Have superweeds surfaced elsewhere?
Farmers in Canada and Argentina growing GM soya beans have large problems
with herbicide-resistant weeds, though these have arisen through natural
selection and not gene flow through hybridisation. Experiments in Germany
have shown sugar beets genetically modified to resist one herbicide
accidentally acquired the genes to resist another - so called "gene
stacking", which has also been observed in oilseed rape grown in
Canada.
Item
3
Weed discovery brings calls for GM ban
Paul Brown, environment correspondent
The Guardian, July 26, 2005
http://politics.guardian.co.uk/green/story/0,9061,1536021,00.html
Britain cannot afford to take the risk of spreading genetically modified
genes to wild plants and should ban GM crops that have wild relatives
in the countryside, the former environment minister Michael Meacher
said yesterday.
Mr
Meacher, who was the minister responsible for introducing the farm-scale
trials of GM crops in Britain to test their effect on the environment,
said he was shocked yesterday at research results revealed for the first
time in the Guardian.
The results showed that a related weed had picked up herbicide resistance
as a result of cross-fertilisation with GM oil seed rape, something
that scientists had said would not happen in the countryside.
The discovery raises fears that herbicide-resistant superweeds could
develop in the British countryside if GM crops were grown commercially.
"I remember being reassured on this issue when I was minister.
Now we discover that charlock, a distant relative of GM oil seed rape,
has acquired resistance to herbicide," he said.
"It means we just cannot afford to take the risk that GM crops
will not cross-contaminate wild plants in unpredictable and unforeseeable
ways.
"If weeds are able to tolerate broad spectrum herbicides as a result
of cross-pollination it means we get into uncharted territory."
He said he had been to Canada to see the plight of farmers who had encountered
superweeds. They had been forced to spray them with heavy duty chemicals.
"In a small island like Britain where we have many comparatively
small fields and many related species of plants, it is unrealistic to
think we could have adequate separation distances between GM crops and
conventional crops or their wild relatives."
It was impossible to see how organic and conventional farmers could
be safeguarded from cross-contamination, or how GM crops would not gradually
contaminate everything else.
Mr Meacher said French research, also highlighted by the Guardian yesterday,
which showed that one herbicide resistant weed introduced into a crop
had multiplied to 103,000 plants in four years, was "frightening".
"The safe option is to say simply that the risk of these GM crops
is too great and we will not grow them," he said.
Brian Johnson, an ecological geneticist, head of the biotechnology group
at English Nature, emphasised yesterday that the charlock was not a
superweed and did not appear to be fertile, but it was possible the
GM genes could be carried to other plants in the pollen.
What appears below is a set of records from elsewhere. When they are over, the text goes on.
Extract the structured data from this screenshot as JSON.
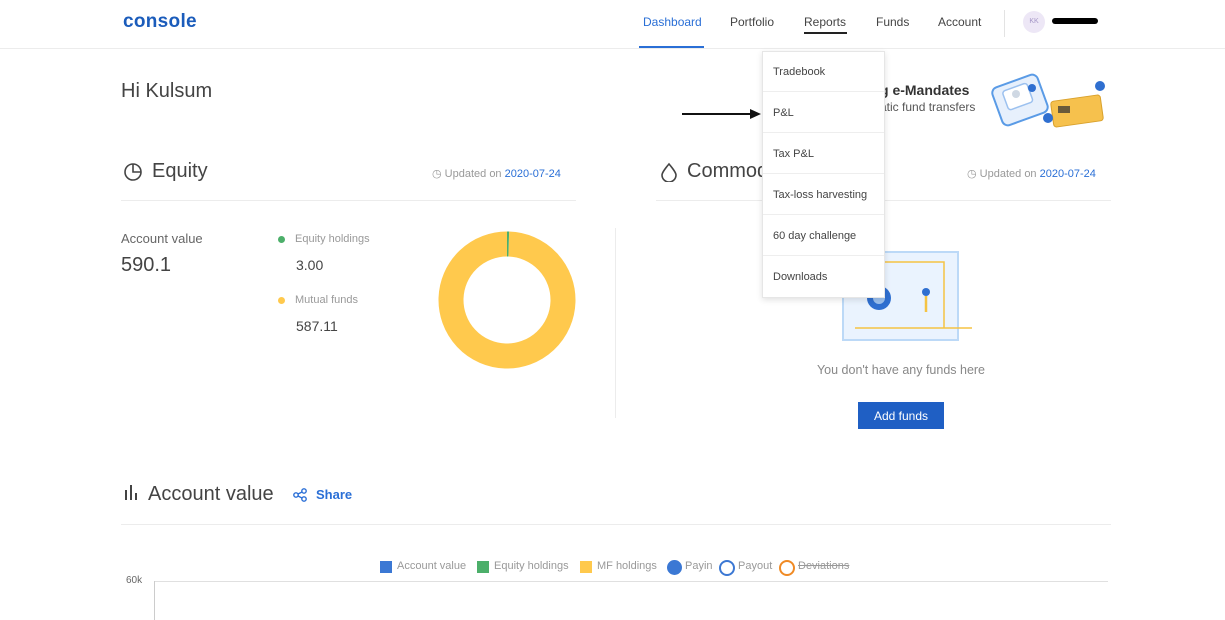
{
  "header": {
    "logo": "console",
    "nav": [
      "Dashboard",
      "Portfolio",
      "Reports",
      "Funds",
      "Account"
    ],
    "active_nav": "Dashboard",
    "avatar_initials": "KK"
  },
  "greeting": "Hi Kulsum",
  "banner": {
    "title": "g e-Mandates",
    "subtitle": "atic fund transfers"
  },
  "equity": {
    "title": "Equity",
    "updated_prefix": "Updated on",
    "updated_date": "2020-07-24",
    "account_value_label": "Account value",
    "account_value": "590.1",
    "holdings_label": "Equity holdings",
    "holdings_value": "3.00",
    "mf_label": "Mutual funds",
    "mf_value": "587.11",
    "donut": {
      "equity_holdings": 3.0,
      "mutual_funds": 587.11
    },
    "colors": {
      "equity": "#4caf6a",
      "mf": "#ffc94d"
    }
  },
  "commodity": {
    "title": "Commod",
    "updated_prefix": "Updated on",
    "updated_date": "2020-07-24",
    "empty_text": "You don't have any funds here",
    "add_funds_label": "Add funds"
  },
  "reports_menu": {
    "items": [
      "Tradebook",
      "P&L",
      "Tax P&L",
      "Tax-loss harvesting",
      "60 day challenge",
      "Downloads"
    ]
  },
  "account_value_chart": {
    "title": "Account value",
    "share_label": "Share",
    "legend": [
      {
        "label": "Account value",
        "color": "#3b78d4",
        "shape": "square"
      },
      {
        "label": "Equity holdings",
        "color": "#4caf6a",
        "shape": "square"
      },
      {
        "label": "MF holdings",
        "color": "#ffc94d",
        "shape": "square"
      },
      {
        "label": "Payin",
        "color": "#3b78d4",
        "shape": "filled-circle"
      },
      {
        "label": "Payout",
        "color": "#3b78d4",
        "shape": "hollow-circle"
      },
      {
        "label": "Deviations",
        "color": "#f08a24",
        "shape": "hollow-circle",
        "disabled": true
      }
    ],
    "y_tick": "60k"
  }
}
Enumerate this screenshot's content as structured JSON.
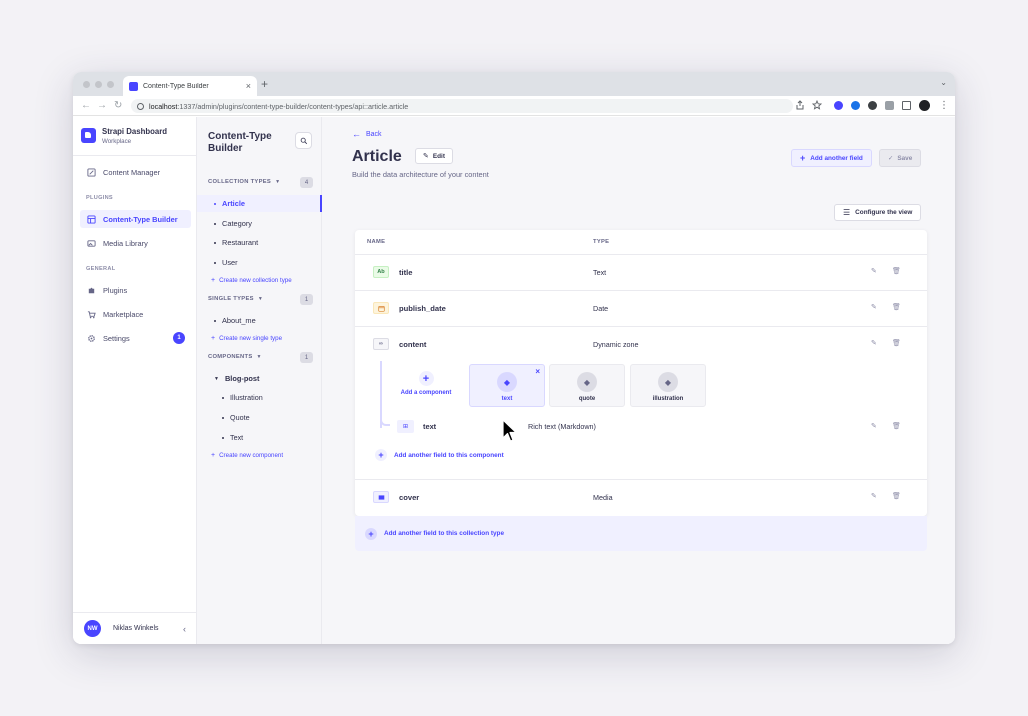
{
  "browser": {
    "tab_title": "Content-Type Builder",
    "url_host": "localhost",
    "url_path": ":1337/admin/plugins/content-type-builder/content-types/api::article.article"
  },
  "brand": {
    "name": "Strapi Dashboard",
    "workspace": "Workplace"
  },
  "mainnav": {
    "content_manager": "Content Manager",
    "plugins_section": "PLUGINS",
    "ctb": "Content-Type Builder",
    "media_library": "Media Library",
    "general_section": "GENERAL",
    "plugins": "Plugins",
    "marketplace": "Marketplace",
    "settings": "Settings",
    "settings_badge": "1"
  },
  "user": {
    "initials": "NW",
    "name": "Niklas Winkels"
  },
  "subnav": {
    "title": "Content-Type Builder",
    "collection_section": "COLLECTION TYPES",
    "collection_count": "4",
    "collection_items": [
      "Article",
      "Category",
      "Restaurant",
      "User"
    ],
    "create_collection": "Create new collection type",
    "single_section": "SINGLE TYPES",
    "single_count": "1",
    "single_items": [
      "About_me"
    ],
    "create_single": "Create new single type",
    "components_section": "COMPONENTS",
    "components_count": "1",
    "component_group": "Blog-post",
    "component_items": [
      "Illustration",
      "Quote",
      "Text"
    ],
    "create_component": "Create new component"
  },
  "main": {
    "back": "Back",
    "title": "Article",
    "edit": "Edit",
    "subtitle": "Build the data architecture of your content",
    "add_field": "Add another field",
    "save": "Save",
    "configure": "Configure the view",
    "col_name": "NAME",
    "col_type": "TYPE",
    "fields": [
      {
        "icon": "Ab",
        "name": "title",
        "type": "Text"
      },
      {
        "icon": "date-icon",
        "name": "publish_date",
        "type": "Date"
      },
      {
        "icon": "dynamic-zone-icon",
        "name": "content",
        "type": "Dynamic zone"
      },
      {
        "icon": "media-icon",
        "name": "cover",
        "type": "Media"
      }
    ],
    "add_component": "Add a component",
    "components": [
      "text",
      "quote",
      "illustration"
    ],
    "subfield": {
      "name": "text",
      "type": "Rich text (Markdown)"
    },
    "add_sub_field": "Add another field to this component",
    "add_collection_field": "Add another field to this collection type"
  },
  "help": "?",
  "colors": {
    "primary": "#4945ff",
    "primary_light": "#f0f0ff"
  }
}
The research did not analyse the pollen so "we could not be sure
that the trait was there".
Government researchers from the Centre for Ecology and Hydrology, who
had been surprised by their own findings of the transfer of a GM trait
to charlock, said follow-up research was needed.
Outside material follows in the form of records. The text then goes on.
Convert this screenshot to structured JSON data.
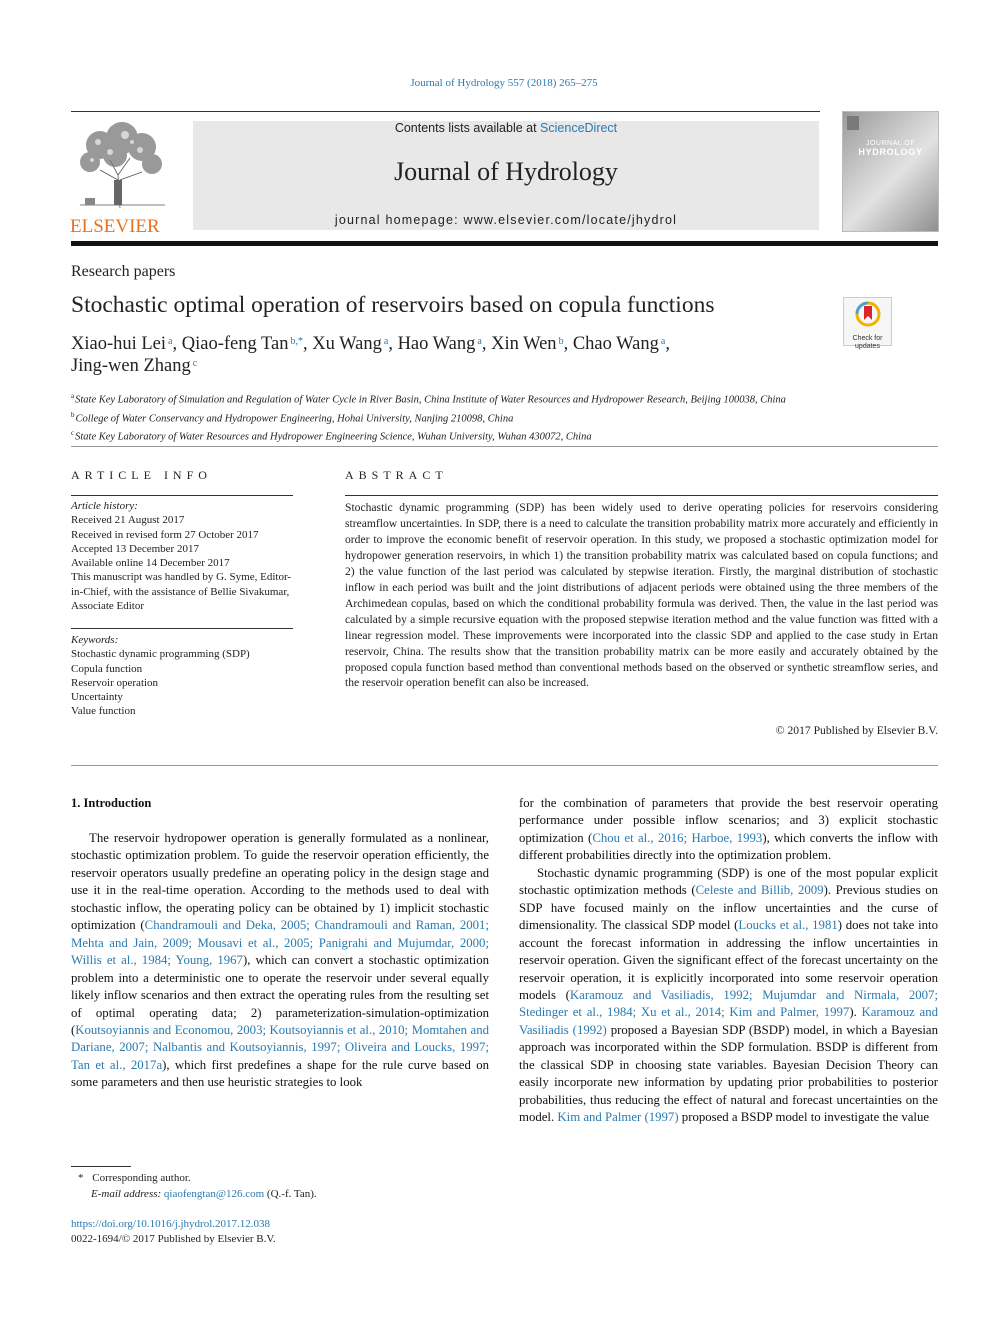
{
  "header": {
    "journal_ref": "Journal of Hydrology 557 (2018) 265–275",
    "contents_prefix": "Contents lists available at ",
    "contents_link": "ScienceDirect",
    "journal_title": "Journal of Hydrology",
    "homepage_prefix": "journal homepage: ",
    "homepage_url": "www.elsevier.com/locate/jhydrol",
    "publisher_logo_text": "ELSEVIER",
    "cover_title_line1": "JOURNAL OF",
    "cover_title_line2": "HYDROLOGY"
  },
  "article": {
    "section": "Research papers",
    "title": "Stochastic optimal operation of reservoirs based on copula functions",
    "crossmark_label": "Check for updates",
    "authors": [
      {
        "name": "Xiao-hui Lei",
        "aff": "a",
        "sep": ", "
      },
      {
        "name": "Qiao-feng Tan",
        "aff": "b,*",
        "sep": ", "
      },
      {
        "name": "Xu Wang",
        "aff": "a",
        "sep": ", "
      },
      {
        "name": "Hao Wang",
        "aff": "a",
        "sep": ", "
      },
      {
        "name": "Xin Wen",
        "aff": "b",
        "sep": ", "
      },
      {
        "name": "Chao Wang",
        "aff": "a",
        "sep": ","
      },
      {
        "name": "Jing-wen Zhang",
        "aff": "c",
        "sep": ""
      }
    ],
    "affiliations": [
      {
        "key": "a",
        "text": "State Key Laboratory of Simulation and Regulation of Water Cycle in River Basin, China Institute of Water Resources and Hydropower Research, Beijing 100038, China"
      },
      {
        "key": "b",
        "text": "College of Water Conservancy and Hydropower Engineering, Hohai University, Nanjing 210098, China"
      },
      {
        "key": "c",
        "text": "State Key Laboratory of Water Resources and Hydropower Engineering Science, Wuhan University, Wuhan 430072, China"
      }
    ]
  },
  "article_info": {
    "heading": "ARTICLE INFO",
    "history_label": "Article history:",
    "history": [
      "Received 21 August 2017",
      "Received in revised form 27 October 2017",
      "Accepted 13 December 2017",
      "Available online 14 December 2017",
      "This manuscript was handled by G. Syme, Editor-in-Chief, with the assistance of Bellie Sivakumar, Associate Editor"
    ],
    "keywords_label": "Keywords:",
    "keywords": [
      "Stochastic dynamic programming (SDP)",
      "Copula function",
      "Reservoir operation",
      "Uncertainty",
      "Value function"
    ]
  },
  "abstract": {
    "heading": "ABSTRACT",
    "text": "Stochastic dynamic programming (SDP) has been widely used to derive operating policies for reservoirs considering streamflow uncertainties. In SDP, there is a need to calculate the transition probability matrix more accurately and efficiently in order to improve the economic benefit of reservoir operation. In this study, we proposed a stochastic optimization model for hydropower generation reservoirs, in which 1) the transition probability matrix was calculated based on copula functions; and 2) the value function of the last period was calculated by stepwise iteration. Firstly, the marginal distribution of stochastic inflow in each period was built and the joint distributions of adjacent periods were obtained using the three members of the Archimedean copulas, based on which the conditional probability formula was derived. Then, the value in the last period was calculated by a simple recursive equation with the proposed stepwise iteration method and the value function was fitted with a linear regression model. These improvements were incorporated into the classic SDP and applied to the case study in Ertan reservoir, China. The results show that the transition probability matrix can be more easily and accurately obtained by the proposed copula function based method than conventional methods based on the observed or synthetic streamflow series, and the reservoir operation benefit can also be increased.",
    "copyright": "© 2017 Published by Elsevier B.V."
  },
  "intro": {
    "heading": "1. Introduction",
    "left_paragraph": [
      {
        "t": "The reservoir hydropower operation is generally formulated as a nonlinear, stochastic optimization problem. To guide the reservoir operation efficiently, the reservoir operators usually predefine an operating policy in the design stage and use it in the real-time operation. According to the methods used to deal with stochastic inflow, the operating policy can be obtained by 1) implicit stochastic optimization (",
        "link": false
      },
      {
        "t": "Chandramouli and Deka, 2005; Chandramouli and Raman, 2001; Mehta and Jain, 2009; Mousavi et al., 2005; Panigrahi and Mujumdar, 2000; Willis et al., 1984; Young, 1967",
        "link": true
      },
      {
        "t": "), which can convert a stochastic optimization problem into a deterministic one to operate the reservoir under several equally likely inflow scenarios and then extract the operating rules from the resulting set of optimal operating data; 2) parameterization-simulation-optimization (",
        "link": false
      },
      {
        "t": "Koutsoyiannis and Economou, 2003; Koutsoyiannis et al., 2010; Momtahen and Dariane, 2007; Nalbantis and Koutsoyiannis, 1997; Oliveira and Loucks, 1997; Tan et al., 2017a",
        "link": true
      },
      {
        "t": "), which first predefines a shape for the rule curve based on some parameters and then use heuristic strategies to look",
        "link": false
      }
    ],
    "right_paragraph1": [
      {
        "t": "for the combination of parameters that provide the best reservoir operating performance under possible inflow scenarios; and 3) explicit stochastic optimization (",
        "link": false
      },
      {
        "t": "Chou et al., 2016; Harboe, 1993",
        "link": true
      },
      {
        "t": "), which converts the inflow with different probabilities directly into the optimization problem.",
        "link": false
      }
    ],
    "right_paragraph2": [
      {
        "t": "Stochastic dynamic programming (SDP) is one of the most popular explicit stochastic optimization methods (",
        "link": false
      },
      {
        "t": "Celeste and Billib, 2009",
        "link": true
      },
      {
        "t": "). Previous studies on SDP have focused mainly on the inflow uncertainties and the curse of dimensionality. The classical SDP model (",
        "link": false
      },
      {
        "t": "Loucks et al., 1981",
        "link": true
      },
      {
        "t": ") does not take into account the forecast information in addressing the inflow uncertainties in reservoir operation. Given the significant effect of the forecast uncertainty on the reservoir operation, it is explicitly incorporated into some reservoir operation models (",
        "link": false
      },
      {
        "t": "Karamouz and Vasiliadis, 1992; Mujumdar and Nirmala, 2007; Stedinger et al., 1984; Xu et al., 2014; Kim and Palmer, 1997",
        "link": true
      },
      {
        "t": "). ",
        "link": false
      },
      {
        "t": "Karamouz and Vasiliadis (1992)",
        "link": true
      },
      {
        "t": " proposed a Bayesian SDP (BSDP) model, in which a Bayesian approach was incorporated within the SDP formulation. BSDP is different from the classical SDP in choosing state variables. Bayesian Decision Theory can easily incorporate new information by updating prior probabilities to posterior probabilities, thus reducing the effect of natural and forecast uncertainties on the model. ",
        "link": false
      },
      {
        "t": "Kim and Palmer (1997)",
        "link": true
      },
      {
        "t": " proposed a BSDP model to investigate the value",
        "link": false
      }
    ]
  },
  "footnote": {
    "marker": "*",
    "corresponding": "Corresponding author.",
    "email_label": "E-mail address: ",
    "email": "qiaofengtan@126.com",
    "email_suffix": " (Q.-f. Tan)."
  },
  "doi": {
    "url": "https://doi.org/10.1016/j.jhydrol.2017.12.038",
    "issn_line": "0022-1694/© 2017 Published by Elsevier B.V."
  }
}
In Canada plants had evolved from GM crops which were resistant to three
types of herbicide, which was why they had been called superweeds. The
charlock that was found in the UK was only resistant to one.
Pete Riley, the director of Five Year Freeze, an organisation dedicated
to preventing the commercial growing of GM crops for five years, said:
"The news that a GM herbicide-tolerant gene has moved from oilseed
rape to charlock is very surprising - previously we were told that this
was impossible under field conditions.
"What a good job that there has been a moratorium to allow such
unexpected events to be discovered. Who knows what the next shock finding
will be?
"In our view it is high time that GM oilseed rape was quietly put
to sleep. After these findings and the other field-scale trial results
we will be looking for the Advisory Committee on Releases to the Environment,
and ministers, to take a strong approach and ban it."